Pseudoexfoliation And Cataract Surgery: Are There Biometric Characteristics That Can Be Linked To Intraoperative Complications?

Published 2023 - 41st Congress of the ESCRS

Reference: FP21.03 | Type: Free paper | DOI: 10.82333/mdct-w037

Authors: Pedro Manuel Moreira Martins* 1 , Catarina Ferreira 1 , João Castro Cabanas 1 , Paula Sepúlveda 1 , Dália Meira 1 , Filipe Sousa Neves 1

1Ophthalmology,Centro Hospitalar de Vila Nova de Gaia,Gaia,Portugal

Purpose

Pseudoexfoliation syndrome (PEX) is characterized by the accumulation of abnormal fibrillar material, which is more commonly seen in the iris, the anterior capsule of the lens and the iridocorneal angle.

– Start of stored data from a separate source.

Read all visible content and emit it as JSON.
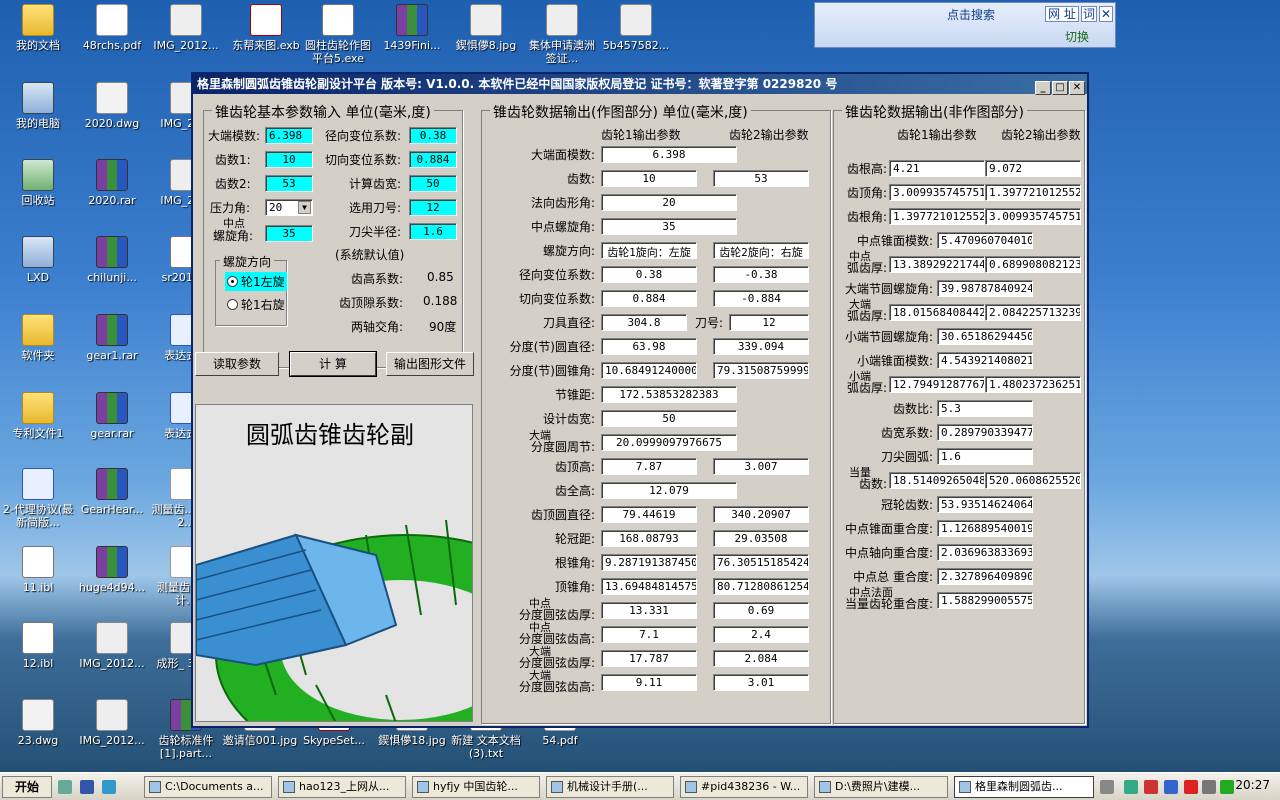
{
  "desktop": {
    "icons": [
      {
        "label": "我的文档",
        "kind": "folder"
      },
      {
        "label": "48rchs.pdf",
        "kind": "pdf"
      },
      {
        "label": "IMG_2012...",
        "kind": "jpg"
      },
      {
        "label": "东帮来图.exb",
        "kind": "exe"
      },
      {
        "label": "圆柱齿轮作图平台5.exe",
        "kind": "file"
      },
      {
        "label": "1439Fini...",
        "kind": "rar"
      },
      {
        "label": "鍥惧儚8.jpg",
        "kind": "jpg"
      },
      {
        "label": "集体申请澳洲签证...",
        "kind": "jpg"
      },
      {
        "label": "5b457582...",
        "kind": "jpg"
      },
      {
        "label": "我的电脑",
        "kind": "pc"
      },
      {
        "label": "2020.dwg",
        "kind": "dwg"
      },
      {
        "label": "IMG_20...",
        "kind": "jpg"
      },
      {
        "label": "回收站",
        "kind": "bin"
      },
      {
        "label": "2020.rar",
        "kind": "rar"
      },
      {
        "label": "IMG_20...",
        "kind": "jpg"
      },
      {
        "label": "LXD",
        "kind": "pc"
      },
      {
        "label": "chilunji...",
        "kind": "rar"
      },
      {
        "label": "sr2011...",
        "kind": "file"
      },
      {
        "label": "软件夹",
        "kind": "folder"
      },
      {
        "label": "gear1.rar",
        "kind": "rar"
      },
      {
        "label": "表达式...",
        "kind": "doc"
      },
      {
        "label": "专利文件1",
        "kind": "folder"
      },
      {
        "label": "gear.rar",
        "kind": "rar"
      },
      {
        "label": "表达式...",
        "kind": "doc"
      },
      {
        "label": "2-代理协议(最新简版...",
        "kind": "doc"
      },
      {
        "label": "GearHear...",
        "kind": "rar"
      },
      {
        "label": "测量齿... 设计2...",
        "kind": "pdf"
      },
      {
        "label": "11.ibl",
        "kind": "file"
      },
      {
        "label": "huge4d94...",
        "kind": "rar"
      },
      {
        "label": "测量齿... 设计...",
        "kind": "pdf"
      },
      {
        "label": "12.ibl",
        "kind": "file"
      },
      {
        "label": "IMG_2012...",
        "kind": "jpg"
      },
      {
        "label": "成形_ 3.0...",
        "kind": "jpg"
      },
      {
        "label": "23.dwg",
        "kind": "dwg"
      },
      {
        "label": "IMG_2012...",
        "kind": "jpg"
      },
      {
        "label": "齿轮标准件[1].part...",
        "kind": "rar"
      },
      {
        "label": "邀请信001.jpg",
        "kind": "jpg"
      },
      {
        "label": "SkypeSet...",
        "kind": "exe"
      },
      {
        "label": "鍥惧儚18.jpg",
        "kind": "jpg"
      },
      {
        "label": "新建 文本文档 (3).txt",
        "kind": "file"
      },
      {
        "label": "54.pdf",
        "kind": "pdf"
      }
    ]
  },
  "searchbar": {
    "title": "点击搜索",
    "btn_url": "网 址",
    "btn_word": "词",
    "close": "✕",
    "switch": "切换"
  },
  "window": {
    "title": "格里森制圆弧齿锥齿轮副设计平台  版本号: V1.0.0.   本软件已经中国国家版权局登记   证书号：软著登字第 0229820 号",
    "controls": [
      "_",
      "□",
      "✕"
    ]
  },
  "input_panel": {
    "title": "锥齿轮基本参数输入  单位(毫米,度)",
    "fields": {
      "module_label": "大端模数:",
      "module": "6.398",
      "z1_label": "齿数1:",
      "z1": "10",
      "z2_label": "齿数2:",
      "z2": "53",
      "pressure_label": "压力角:",
      "pressure": "20",
      "spiral_label1": "中点",
      "spiral_label2": "螺旋角:",
      "spiral": "35",
      "radial_shift_label": "径向变位系数:",
      "radial_shift": "0.38",
      "tangent_shift_label": "切向变位系数:",
      "tangent_shift": "0.884",
      "calc_width_label": "计算齿宽:",
      "calc_width": "50",
      "cutter_no_label": "选用刀号:",
      "cutter_no": "12",
      "tip_radius_label": "刀尖半径:",
      "tip_radius": "1.6"
    },
    "direction": {
      "title": "螺旋方向",
      "left": "轮1左旋",
      "right": "轮1右旋",
      "selected": "left"
    },
    "defaults": {
      "title": "(系统默认值)",
      "addendum_label": "齿高系数:",
      "addendum": "0.85",
      "clearance_label": "齿顶隙系数:",
      "clearance": "0.188",
      "shaft_label": "两轴交角:",
      "shaft": "90度"
    },
    "buttons": {
      "read": "读取参数",
      "calc": "计  算",
      "export": "输出图形文件"
    },
    "picture_title": "圆弧齿锥齿轮副"
  },
  "drawing_output": {
    "title": "锥齿轮数据输出(作图部分) 单位(毫米,度)",
    "col1": "齿轮1输出参数",
    "col2": "齿轮2输出参数",
    "rows": [
      {
        "label": "大端面模数:",
        "v1": "6.398",
        "v2": null,
        "wide": true
      },
      {
        "label": "齿数:",
        "v1": "10",
        "v2": "53"
      },
      {
        "label": "法向齿形角:",
        "v1": "20",
        "v2": null
      },
      {
        "label": "中点螺旋角:",
        "v1": "35",
        "v2": null
      },
      {
        "label": "螺旋方向:",
        "v1": "齿轮1旋向：左旋",
        "v2": "齿轮2旋向：右旋"
      },
      {
        "label": "径向变位系数:",
        "v1": "0.38",
        "v2": "-0.38"
      },
      {
        "label": "切向变位系数:",
        "v1": "0.884",
        "v2": "-0.884"
      },
      {
        "label": "刀具直径:",
        "v1": "304.8",
        "v2": "12",
        "mid_label": "刀号:"
      },
      {
        "label": "分度(节)圆直径:",
        "v1": "63.98",
        "v2": "339.094"
      },
      {
        "label": "分度(节)圆锥角:",
        "v1": "10.684912400002",
        "v2": "79.315087599997"
      },
      {
        "label": "节锥距:",
        "v1": "172.53853282383",
        "v2": null
      },
      {
        "label": "设计齿宽:",
        "v1": "50",
        "v2": null
      },
      {
        "label": "分度圆周节:",
        "label_top": "大端",
        "v1": "20.0999097976675",
        "v2": null
      },
      {
        "label": "齿顶高:",
        "v1": "7.87",
        "v2": "3.007"
      },
      {
        "label": "齿全高:",
        "v1": "12.079",
        "v2": null
      },
      {
        "label": "齿顶圆直径:",
        "v1": "79.44619",
        "v2": "340.20907"
      },
      {
        "label": "轮冠距:",
        "v1": "168.08793",
        "v2": "29.03508"
      },
      {
        "label": "根锥角:",
        "v1": "9.2871913874506",
        "v2": "76.305151854245"
      },
      {
        "label": "顶锥角:",
        "v1": "13.694848145754",
        "v2": "80.712808612549"
      },
      {
        "label": "分度圆弦齿厚:",
        "label_top": "中点",
        "v1": "13.331",
        "v2": "0.69"
      },
      {
        "label": "分度圆弦齿高:",
        "label_top": "中点",
        "v1": "7.1",
        "v2": "2.4"
      },
      {
        "label": "分度圆弦齿厚:",
        "label_top": "大端",
        "v1": "17.787",
        "v2": "2.084"
      },
      {
        "label": "分度圆弦齿高:",
        "label_top": "大端",
        "v1": "9.11",
        "v2": "3.01"
      }
    ]
  },
  "nondrawing_output": {
    "title": "锥齿轮数据输出(非作图部分)",
    "col1": "齿轮1输出参数",
    "col2": "齿轮2输出参数",
    "rows": [
      {
        "label": "齿根高:",
        "v1": "4.21",
        "v2": "9.072"
      },
      {
        "label": "齿顶角:",
        "v1": "3.0099357457514",
        "v2": "1.3977210125521"
      },
      {
        "label": "齿根角:",
        "v1": "1.3977210125521",
        "v2": "3.0099357457514"
      },
      {
        "label": "中点锥面模数:",
        "v1": "5.4709607040108",
        "v2": null
      },
      {
        "label": "弧齿厚:",
        "label_top": "中点",
        "v1": "13.389292217447",
        "v2": "0.6899080821238"
      },
      {
        "label": "大端节圆螺旋角:",
        "v1": "39.987878409243",
        "v2": null
      },
      {
        "label": "弧齿厚:",
        "label_top": "大端",
        "v1": "18.015684084428",
        "v2": "2.0842257132392"
      },
      {
        "label": "小端节圆螺旋角:",
        "v1": "30.651862944500",
        "v2": null
      },
      {
        "label": "小端锥面模数:",
        "v1": "4.5439214080217",
        "v2": null
      },
      {
        "label": "弧齿厚:",
        "label_top": "小端",
        "v1": "12.794912877679",
        "v2": "1.4802372362515"
      },
      {
        "label": "齿数比:",
        "v1": "5.3",
        "v2": null
      },
      {
        "label": "齿宽系数:",
        "v1": "0.2897903394776",
        "v2": null
      },
      {
        "label": "刀尖圆弧:",
        "v1": "1.6",
        "v2": null
      },
      {
        "label": "齿数:",
        "label_top": "当量",
        "v1": "18.514092650482",
        "v2": "520.06086255205"
      },
      {
        "label": "冠轮齿数:",
        "v1": "53.935146240647",
        "v2": null
      },
      {
        "label": "中点锥面重合度:",
        "v1": "1.1268895400192",
        "v2": null
      },
      {
        "label": "中点轴向重合度:",
        "v1": "2.0369638336934",
        "v2": null
      },
      {
        "label": "中点总  重合度:",
        "v1": "2.3278964098902",
        "v2": null
      },
      {
        "label": "当量齿轮重合度:",
        "label_top": "中点法面",
        "v1": "1.5882990055757",
        "v2": null
      }
    ]
  },
  "taskbar": {
    "start": "开始",
    "items": [
      {
        "label": "C:\\Documents a..."
      },
      {
        "label": "hao123_上网从..."
      },
      {
        "label": "hyfjy 中国齿轮..."
      },
      {
        "label": "机械设计手册(..."
      },
      {
        "label": "#pid438236 - W..."
      },
      {
        "label": "D:\\费照片\\建模..."
      },
      {
        "label": "格里森制圆弧齿..."
      }
    ],
    "clock": "20:27"
  }
}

Although PEX-associated zonular instability and iridopathy are commonly linked to the higher rate of intraoperative complications, there is little evidence regarding biometric characteristics in these patients and how they may affect the final surgical outcome. In this report we aim to analyse the biometric differences between PEX and normal controls and its relationship with intraoperative surgical complications.

Setting

Department of Ophthalmology, Centro Hospitalar de Vila Nova de Gaia/Espinho.

Methods

Observational cohort of 79 eyes of 79 PEX patients subjected to cataract surgery at our care centre. Patients underwent a complete ophthalmological evaluation prior to surgery, and the presence of exfoliative material, as well as other ocular comorbidities (such as glaucoma), were recorded. All underwent biometric evaluation (IOL Master 700, Zeiss) and data regarding anterior chamber depth (ACD), axial length (AL), lens thickness (LT), central corneal thickness (CCT), white-to-white (WTW), as well as keratometric values, were recorded. Intraoperative evaluation comprised the measurement of dilated pupil size and the description of observed complications. Collected data was compared with a 1:2 age and gender matched control group.

Results

Mean age of PEX patients was 76 years; 58% were female. Mean AL (23 mm), keratometry (45 D), CCT (541 µm) and WTW (12 mm) were similar between the 2 groups; LT was higher in PEX (4,76 vs 4,64, p=0,04). Mean ACD (3,03) and percentage of patients with shallow (<2,5mm) chambers were comparable among the PEX/control groups (11,4 vs 8,2%, p=0,63). PEX had a higher proportion of patients with abnormal pupillary dilation (28 vs 2%, p<0,001). There was a significantly higher (22 vs 4%) proportion of PEX patients with intraoperative complications (p<0,001, odds ratio 5,9 [2,3-15,6]). Logistic regression analysis showed that pupil size and biometric parameters were not associated with an increased risk of complications, after controlling for PEX.  

Conclusions

Our report shows that there is not a relevant change in biometric features associated with PEX, and that neither the parameters' variability nor dilated pupil size seem to significantly impact the surgical outcome. A much higher rate of complications occurred in PEX patients when comparing with controls. In line with current evidence, we postulate that other surgical aspects, such as zonular instability, may be of significant higher value to the assistant surgeon in predicting intraoperative complications, rather than pure biometric readings.